Proposed models for I_CRAC, I_SOC, and I_CRAC−like currents. In the absence of extracellular stimulation, STIM1 is homogeneously distributed within ER cisternae, whereas Orai1, TRPC1, and TRPC4 are located on the PM. Upon depletion of the ER Ca²⁺ store, STIM1 aggregates and translocates in close apposition to the PM, thereby recruiting Orai1 hexamers into spatially confined puncta and activating the I_CRAC. Orai1−mediated extracellular Ca²⁺ entry can cause TRPC1 insertion into the plasma membrane (shown in Figure 2), thereby enabling TRPC1 activation by STIM1 and activating the I_SOC. Finally, STIM1 can determine the assembly of a complex ion channel signalplex consisting also of Orai1, TRPC1, and TRPC4 and responsible for the development of I_CRAC−like currents.
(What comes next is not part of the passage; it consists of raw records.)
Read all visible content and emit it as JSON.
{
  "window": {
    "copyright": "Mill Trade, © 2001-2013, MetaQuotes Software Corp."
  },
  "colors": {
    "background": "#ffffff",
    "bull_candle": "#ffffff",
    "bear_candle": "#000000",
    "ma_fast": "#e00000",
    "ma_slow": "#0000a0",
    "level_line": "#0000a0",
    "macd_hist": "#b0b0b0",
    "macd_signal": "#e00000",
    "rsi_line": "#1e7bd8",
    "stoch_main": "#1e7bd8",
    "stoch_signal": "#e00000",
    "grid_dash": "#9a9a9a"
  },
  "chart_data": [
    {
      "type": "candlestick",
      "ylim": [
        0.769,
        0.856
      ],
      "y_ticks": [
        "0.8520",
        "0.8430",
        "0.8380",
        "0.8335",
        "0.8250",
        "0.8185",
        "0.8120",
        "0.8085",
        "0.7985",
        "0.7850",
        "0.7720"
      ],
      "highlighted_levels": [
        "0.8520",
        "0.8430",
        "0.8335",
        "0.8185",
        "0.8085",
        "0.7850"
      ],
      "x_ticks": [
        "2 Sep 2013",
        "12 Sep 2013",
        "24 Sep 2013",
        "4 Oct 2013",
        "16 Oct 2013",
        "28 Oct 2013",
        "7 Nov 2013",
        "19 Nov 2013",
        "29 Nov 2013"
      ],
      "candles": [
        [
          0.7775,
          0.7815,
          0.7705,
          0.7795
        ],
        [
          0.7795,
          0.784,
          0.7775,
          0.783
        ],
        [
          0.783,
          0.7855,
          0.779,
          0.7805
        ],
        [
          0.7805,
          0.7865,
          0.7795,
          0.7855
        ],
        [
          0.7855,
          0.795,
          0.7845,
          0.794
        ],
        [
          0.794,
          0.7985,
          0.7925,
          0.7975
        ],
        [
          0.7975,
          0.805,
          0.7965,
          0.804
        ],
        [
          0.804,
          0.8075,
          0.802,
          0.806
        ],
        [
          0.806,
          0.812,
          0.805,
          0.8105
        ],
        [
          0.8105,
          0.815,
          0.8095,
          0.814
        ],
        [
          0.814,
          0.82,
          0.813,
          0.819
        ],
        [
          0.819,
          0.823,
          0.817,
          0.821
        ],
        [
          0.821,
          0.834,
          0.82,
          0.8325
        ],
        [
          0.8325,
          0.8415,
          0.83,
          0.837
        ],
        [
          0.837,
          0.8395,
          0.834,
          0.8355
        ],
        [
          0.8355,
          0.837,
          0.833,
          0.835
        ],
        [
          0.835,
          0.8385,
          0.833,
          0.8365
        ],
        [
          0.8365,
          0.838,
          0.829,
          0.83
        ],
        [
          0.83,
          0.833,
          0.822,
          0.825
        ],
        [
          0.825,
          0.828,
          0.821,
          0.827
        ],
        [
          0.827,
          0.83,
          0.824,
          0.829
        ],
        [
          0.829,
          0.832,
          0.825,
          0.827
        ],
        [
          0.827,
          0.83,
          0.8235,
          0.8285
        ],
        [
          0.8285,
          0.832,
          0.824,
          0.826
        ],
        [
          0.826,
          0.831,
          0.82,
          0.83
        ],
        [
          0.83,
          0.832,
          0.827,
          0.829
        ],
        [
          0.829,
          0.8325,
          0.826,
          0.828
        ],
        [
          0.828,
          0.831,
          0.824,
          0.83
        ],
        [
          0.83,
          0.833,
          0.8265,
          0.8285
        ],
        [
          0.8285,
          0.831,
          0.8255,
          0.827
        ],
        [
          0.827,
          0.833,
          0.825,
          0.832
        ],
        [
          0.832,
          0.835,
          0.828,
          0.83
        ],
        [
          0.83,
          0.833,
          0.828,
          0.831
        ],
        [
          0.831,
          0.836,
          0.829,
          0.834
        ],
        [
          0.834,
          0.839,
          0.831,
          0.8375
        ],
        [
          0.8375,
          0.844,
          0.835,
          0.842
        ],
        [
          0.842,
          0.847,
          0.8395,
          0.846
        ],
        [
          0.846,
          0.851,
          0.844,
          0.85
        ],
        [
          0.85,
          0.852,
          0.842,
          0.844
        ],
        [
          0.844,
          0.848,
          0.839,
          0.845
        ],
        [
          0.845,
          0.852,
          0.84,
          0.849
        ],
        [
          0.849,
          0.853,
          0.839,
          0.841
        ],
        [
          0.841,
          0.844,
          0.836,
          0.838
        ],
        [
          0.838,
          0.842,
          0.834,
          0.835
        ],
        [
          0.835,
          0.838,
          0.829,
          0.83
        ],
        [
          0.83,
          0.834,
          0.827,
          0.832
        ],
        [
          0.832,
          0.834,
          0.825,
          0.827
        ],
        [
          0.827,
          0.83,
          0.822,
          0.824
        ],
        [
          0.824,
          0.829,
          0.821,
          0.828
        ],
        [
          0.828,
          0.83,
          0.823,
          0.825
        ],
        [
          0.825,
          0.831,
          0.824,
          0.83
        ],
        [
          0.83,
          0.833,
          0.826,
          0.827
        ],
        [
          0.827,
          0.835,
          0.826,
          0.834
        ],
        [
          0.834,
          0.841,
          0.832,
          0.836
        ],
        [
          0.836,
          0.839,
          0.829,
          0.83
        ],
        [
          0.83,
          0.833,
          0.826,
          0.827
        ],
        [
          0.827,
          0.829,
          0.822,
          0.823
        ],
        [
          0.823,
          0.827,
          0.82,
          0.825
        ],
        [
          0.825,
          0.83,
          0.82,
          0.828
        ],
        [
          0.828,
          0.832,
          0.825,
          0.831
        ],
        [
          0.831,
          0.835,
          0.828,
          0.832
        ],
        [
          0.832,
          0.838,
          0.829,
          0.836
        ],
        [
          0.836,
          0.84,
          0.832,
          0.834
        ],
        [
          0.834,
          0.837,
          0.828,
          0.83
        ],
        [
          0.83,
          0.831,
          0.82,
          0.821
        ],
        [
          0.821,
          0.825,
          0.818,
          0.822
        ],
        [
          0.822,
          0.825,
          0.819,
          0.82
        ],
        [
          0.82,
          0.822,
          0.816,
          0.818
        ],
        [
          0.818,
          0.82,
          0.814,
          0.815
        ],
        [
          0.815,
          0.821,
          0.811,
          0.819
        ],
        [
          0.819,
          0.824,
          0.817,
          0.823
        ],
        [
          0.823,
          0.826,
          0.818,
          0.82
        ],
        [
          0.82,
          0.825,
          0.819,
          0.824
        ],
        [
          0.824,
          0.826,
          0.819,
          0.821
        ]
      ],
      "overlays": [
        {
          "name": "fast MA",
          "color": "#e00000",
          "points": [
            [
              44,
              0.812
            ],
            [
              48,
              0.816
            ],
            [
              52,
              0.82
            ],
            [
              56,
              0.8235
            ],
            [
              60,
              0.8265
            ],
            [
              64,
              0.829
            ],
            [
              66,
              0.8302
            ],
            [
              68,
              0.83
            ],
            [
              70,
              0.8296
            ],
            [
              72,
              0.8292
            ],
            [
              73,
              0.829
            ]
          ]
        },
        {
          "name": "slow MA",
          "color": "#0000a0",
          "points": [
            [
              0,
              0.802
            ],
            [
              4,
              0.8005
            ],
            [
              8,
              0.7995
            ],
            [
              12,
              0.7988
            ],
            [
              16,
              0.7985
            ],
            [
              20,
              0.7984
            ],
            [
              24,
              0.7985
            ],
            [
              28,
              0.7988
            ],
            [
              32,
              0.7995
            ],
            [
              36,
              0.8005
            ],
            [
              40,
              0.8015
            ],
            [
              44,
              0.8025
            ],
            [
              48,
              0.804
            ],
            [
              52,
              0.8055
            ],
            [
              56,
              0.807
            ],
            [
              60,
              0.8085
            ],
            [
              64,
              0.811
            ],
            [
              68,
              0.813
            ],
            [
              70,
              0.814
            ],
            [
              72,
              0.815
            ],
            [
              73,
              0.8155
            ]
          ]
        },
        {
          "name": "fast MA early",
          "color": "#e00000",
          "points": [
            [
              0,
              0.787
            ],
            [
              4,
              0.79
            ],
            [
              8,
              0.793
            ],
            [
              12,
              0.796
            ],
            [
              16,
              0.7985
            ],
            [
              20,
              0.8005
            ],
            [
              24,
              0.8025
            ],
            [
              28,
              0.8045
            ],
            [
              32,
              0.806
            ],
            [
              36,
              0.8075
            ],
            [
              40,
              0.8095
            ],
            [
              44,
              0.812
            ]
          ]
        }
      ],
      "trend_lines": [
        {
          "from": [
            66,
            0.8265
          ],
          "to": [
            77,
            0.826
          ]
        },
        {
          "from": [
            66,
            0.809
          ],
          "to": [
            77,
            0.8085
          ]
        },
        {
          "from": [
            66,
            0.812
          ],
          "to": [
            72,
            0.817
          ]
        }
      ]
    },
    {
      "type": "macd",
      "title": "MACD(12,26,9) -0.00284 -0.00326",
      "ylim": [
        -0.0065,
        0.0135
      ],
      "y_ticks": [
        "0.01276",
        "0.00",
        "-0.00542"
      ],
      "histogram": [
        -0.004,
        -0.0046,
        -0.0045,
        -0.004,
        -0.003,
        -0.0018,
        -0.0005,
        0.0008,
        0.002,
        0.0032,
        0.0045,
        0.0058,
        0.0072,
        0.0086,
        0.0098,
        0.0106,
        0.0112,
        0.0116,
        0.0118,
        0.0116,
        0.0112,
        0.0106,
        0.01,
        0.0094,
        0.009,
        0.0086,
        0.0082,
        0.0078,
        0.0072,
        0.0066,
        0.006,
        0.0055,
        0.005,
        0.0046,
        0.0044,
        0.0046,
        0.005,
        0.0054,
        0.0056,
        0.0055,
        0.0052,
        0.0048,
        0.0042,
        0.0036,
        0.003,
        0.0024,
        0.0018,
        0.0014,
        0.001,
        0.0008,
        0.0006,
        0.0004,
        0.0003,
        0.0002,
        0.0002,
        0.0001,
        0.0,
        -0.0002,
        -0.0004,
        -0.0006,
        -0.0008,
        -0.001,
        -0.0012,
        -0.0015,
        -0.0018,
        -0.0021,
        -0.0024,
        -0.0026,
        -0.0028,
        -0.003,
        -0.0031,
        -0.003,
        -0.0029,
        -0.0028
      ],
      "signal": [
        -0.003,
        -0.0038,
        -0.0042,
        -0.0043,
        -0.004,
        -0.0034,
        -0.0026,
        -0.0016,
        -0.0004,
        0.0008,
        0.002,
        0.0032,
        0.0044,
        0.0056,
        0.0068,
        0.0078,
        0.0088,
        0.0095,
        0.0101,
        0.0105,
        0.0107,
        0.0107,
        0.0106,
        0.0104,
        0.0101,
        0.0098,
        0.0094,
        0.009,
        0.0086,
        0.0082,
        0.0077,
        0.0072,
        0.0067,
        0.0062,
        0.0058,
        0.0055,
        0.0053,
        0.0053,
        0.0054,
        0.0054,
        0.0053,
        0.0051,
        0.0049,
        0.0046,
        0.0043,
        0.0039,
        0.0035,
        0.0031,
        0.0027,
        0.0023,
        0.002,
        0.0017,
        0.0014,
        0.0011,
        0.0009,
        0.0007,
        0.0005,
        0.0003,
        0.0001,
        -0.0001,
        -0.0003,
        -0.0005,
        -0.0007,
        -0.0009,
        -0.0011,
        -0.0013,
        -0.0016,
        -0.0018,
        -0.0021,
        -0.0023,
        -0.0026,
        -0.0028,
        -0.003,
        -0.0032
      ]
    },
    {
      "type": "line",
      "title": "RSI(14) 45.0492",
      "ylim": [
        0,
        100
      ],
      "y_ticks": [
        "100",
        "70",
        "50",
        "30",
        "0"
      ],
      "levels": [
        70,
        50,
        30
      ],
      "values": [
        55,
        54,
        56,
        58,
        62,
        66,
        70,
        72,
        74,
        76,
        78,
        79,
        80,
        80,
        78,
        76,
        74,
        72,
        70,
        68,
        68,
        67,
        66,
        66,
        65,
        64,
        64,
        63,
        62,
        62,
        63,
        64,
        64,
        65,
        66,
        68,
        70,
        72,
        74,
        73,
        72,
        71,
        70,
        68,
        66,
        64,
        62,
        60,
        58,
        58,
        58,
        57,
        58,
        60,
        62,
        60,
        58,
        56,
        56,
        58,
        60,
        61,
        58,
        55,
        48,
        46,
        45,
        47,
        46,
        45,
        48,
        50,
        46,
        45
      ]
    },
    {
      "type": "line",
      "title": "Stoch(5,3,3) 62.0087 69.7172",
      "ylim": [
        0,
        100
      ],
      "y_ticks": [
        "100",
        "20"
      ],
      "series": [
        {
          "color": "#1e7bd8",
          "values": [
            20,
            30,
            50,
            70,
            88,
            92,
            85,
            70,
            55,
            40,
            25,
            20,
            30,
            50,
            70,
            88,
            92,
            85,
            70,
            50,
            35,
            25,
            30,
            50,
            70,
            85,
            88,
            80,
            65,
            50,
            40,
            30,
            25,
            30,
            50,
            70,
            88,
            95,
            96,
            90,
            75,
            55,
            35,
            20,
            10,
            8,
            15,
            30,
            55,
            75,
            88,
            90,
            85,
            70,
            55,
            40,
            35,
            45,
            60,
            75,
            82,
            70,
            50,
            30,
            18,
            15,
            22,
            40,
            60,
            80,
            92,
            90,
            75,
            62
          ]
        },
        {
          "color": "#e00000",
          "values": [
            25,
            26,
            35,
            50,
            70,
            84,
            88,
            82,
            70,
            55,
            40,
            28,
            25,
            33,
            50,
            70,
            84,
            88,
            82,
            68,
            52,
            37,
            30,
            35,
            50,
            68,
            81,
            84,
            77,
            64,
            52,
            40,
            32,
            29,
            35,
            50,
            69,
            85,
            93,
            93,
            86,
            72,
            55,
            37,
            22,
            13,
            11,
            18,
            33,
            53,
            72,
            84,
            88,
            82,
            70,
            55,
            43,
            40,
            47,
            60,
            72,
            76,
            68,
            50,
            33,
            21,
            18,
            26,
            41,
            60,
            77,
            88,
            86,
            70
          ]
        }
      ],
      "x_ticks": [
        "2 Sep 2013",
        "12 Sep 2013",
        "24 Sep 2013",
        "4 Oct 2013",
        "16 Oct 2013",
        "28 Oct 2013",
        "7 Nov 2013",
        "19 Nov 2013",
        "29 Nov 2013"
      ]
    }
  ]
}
As explained in Section 6.1, this supermolecular channel complex includes 1 TRPC1 subunit and 2 TRPC4 subunits. The lower current density of the I_CRAC as compared to the I_SOC and the I_CRAC-like current reflects the single-channel conductance of Orai1 channels, which is 1000-fold lower as compared to TRPC channels. The current density is defined by the ratio between the magnitude of an ion current, in pA, and the cell membrane capacitance, in pF.